Pour réduire cette inégalité qui se dessine, il faut donc aider les pays vulnérables à se préparer. Plusieurs initiatives ont vu le jour, comme le Fonds vert pour le climat, un instrument de l’ONU réunissant déjà 4 milliards d’euros d’engagements financiers issus des pays développés, ou le dispositif Adapt’Action piloté par l’Agence française de développement, qui permet de délivrer un appui technique aux pays concernés.

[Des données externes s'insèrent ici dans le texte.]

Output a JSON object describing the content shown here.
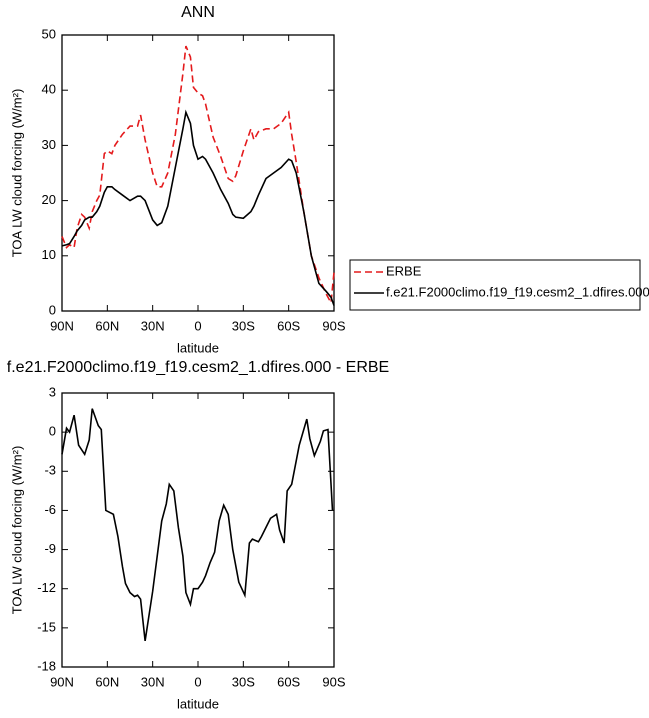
{
  "chart_data": [
    {
      "type": "line",
      "title": "ANN",
      "xlabel": "latitude",
      "ylabel": "TOA LW cloud forcing (W/m²)",
      "x": [
        90,
        87,
        85,
        82,
        80,
        77,
        75,
        72,
        70,
        67,
        65,
        62,
        60,
        57,
        55,
        50,
        45,
        40,
        38,
        35,
        30,
        27,
        24,
        20,
        15,
        10,
        8,
        5,
        3,
        0,
        -3,
        -5,
        -10,
        -15,
        -20,
        -23,
        -25,
        -30,
        -35,
        -37,
        -40,
        -45,
        -50,
        -55,
        -60,
        -62,
        -65,
        -70,
        -75,
        -80,
        -85,
        -88,
        -90
      ],
      "series": [
        {
          "name": "ERBE",
          "color": "#e41a1c",
          "dash": true,
          "values": [
            13.5,
            11.5,
            12,
            11.5,
            15,
            17.5,
            17,
            15,
            18,
            20,
            21,
            28.5,
            29,
            28.5,
            30,
            32,
            33.5,
            33.5,
            35.5,
            31,
            25,
            22.5,
            22.5,
            25,
            32,
            43,
            48,
            46,
            40.5,
            39.5,
            39,
            37.5,
            31.5,
            28,
            24,
            23.5,
            24.5,
            29,
            33,
            31,
            32.5,
            33,
            33,
            34,
            36,
            32,
            27,
            18,
            10,
            6,
            3,
            1.5,
            7
          ]
        },
        {
          "name": "f.e21.F2000climo.f19_f19.cesm2_1.dfires.000",
          "color": "#000000",
          "dash": false,
          "values": [
            11.8,
            12,
            12.2,
            13.5,
            14.5,
            15.5,
            16.5,
            17,
            17,
            18,
            19,
            21.5,
            22.5,
            22.5,
            22,
            21,
            20,
            20.8,
            20.8,
            20,
            16.5,
            15.5,
            16,
            19,
            26,
            33,
            36,
            34,
            30,
            27.5,
            28,
            27.5,
            25,
            22,
            19.5,
            17.5,
            17,
            16.8,
            18,
            19,
            21,
            24,
            25,
            26,
            27.5,
            27.2,
            25,
            18,
            10,
            5,
            3.5,
            2.5,
            1
          ]
        }
      ],
      "xlim": [
        90,
        -90
      ],
      "xticks": [
        {
          "value": 90,
          "label": "90N"
        },
        {
          "value": 60,
          "label": "60N"
        },
        {
          "value": 30,
          "label": "30N"
        },
        0,
        {
          "value": -30,
          "label": "30S"
        },
        {
          "value": -60,
          "label": "60S"
        },
        {
          "value": -90,
          "label": "90S"
        }
      ],
      "ylim": [
        0,
        50
      ],
      "yticks": [
        0,
        10,
        20,
        30,
        40,
        50
      ],
      "legend": "right"
    },
    {
      "type": "line",
      "title": "f.e21.F2000climo.f19_f19.cesm2_1.dfires.000 - ERBE",
      "xlabel": "latitude",
      "ylabel": "TOA LW cloud forcing (W/m²)",
      "x": [
        90,
        87,
        85,
        82,
        79,
        75,
        72,
        70,
        66,
        64,
        61,
        56,
        53,
        50,
        48,
        45,
        42,
        40,
        38,
        35,
        30,
        27,
        24,
        21,
        19,
        16,
        13,
        10,
        8,
        5,
        3,
        0,
        -3,
        -5,
        -8,
        -11,
        -14,
        -17,
        -20,
        -23,
        -27,
        -31,
        -34,
        -36,
        -40,
        -42,
        -45,
        -48,
        -52,
        -54,
        -57,
        -59,
        -62,
        -67,
        -72,
        -74,
        -77,
        -81,
        -83,
        -86,
        -89
      ],
      "color": "#000000",
      "values": [
        -1.7,
        0.3,
        0,
        1.3,
        -1,
        -1.7,
        -0.6,
        1.8,
        0.5,
        0.2,
        -6,
        -6.3,
        -8,
        -10.3,
        -11.6,
        -12.3,
        -12.6,
        -12.5,
        -12.8,
        -16,
        -12.2,
        -9.5,
        -6.8,
        -5.5,
        -4,
        -4.5,
        -7.3,
        -9.5,
        -12.3,
        -13.2,
        -12,
        -12,
        -11.5,
        -11,
        -10,
        -9.2,
        -6.8,
        -5.6,
        -6.3,
        -9,
        -11.5,
        -12.5,
        -8.5,
        -8.2,
        -8.4,
        -8,
        -7.3,
        -6.6,
        -6.3,
        -7.5,
        -8.5,
        -4.5,
        -4,
        -1,
        1,
        -0.5,
        -1.8,
        -0.7,
        0.1,
        0.2,
        -6
      ],
      "xlim": [
        90,
        -90
      ],
      "xticks": [
        {
          "value": 90,
          "label": "90N"
        },
        {
          "value": 60,
          "label": "60N"
        },
        {
          "value": 30,
          "label": "30N"
        },
        0,
        {
          "value": -30,
          "label": "30S"
        },
        {
          "value": -60,
          "label": "60S"
        },
        {
          "value": -90,
          "label": "90S"
        }
      ],
      "ylim": [
        -18,
        3
      ],
      "yticks": [
        3,
        0,
        -3,
        -6,
        -9,
        -12,
        -15,
        -18
      ]
    }
  ]
}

Faciliter l’accès des femmes à la contraception
Dans plusieurs régions du monde, la fécondité joue un rôle important dans la construction des inégalités femmes-hommes. « En Afrique subsaharienne, les femmes sont parfois retirées très tôt de l’école pour être mariées, ou bien tombent enceintes alors qu’elles sont scolarisées. Elles accumulent ainsi moins de capital humain et ratent des opportunités professionnelles », souligne Mathias Kuepie, chercheur à l’AFD.
La solution ? Les rendre maîtresses de leur fécondité, via un accès libre aux moyens de contraception. « Mais si la société ou le mari voient cela d’un mauvais œil, le problème n’est pas réglé, observe Mathias Kuepie. Il faut donc accompagner la mise à disposition de moyens de contraception d'un discours positif, expliquant qu’il est important que les femmes puissent aussi se consacrer à d’autres choses qu'à faire des enfants. »
L’espoir est permis : au Niger, pays où le taux de fécondité est le plus élevé au monde, le président de la République lui-même a décidé d’agir – avec l’appui de l’AFD – en faveur de l’accès des femmes à la contraception.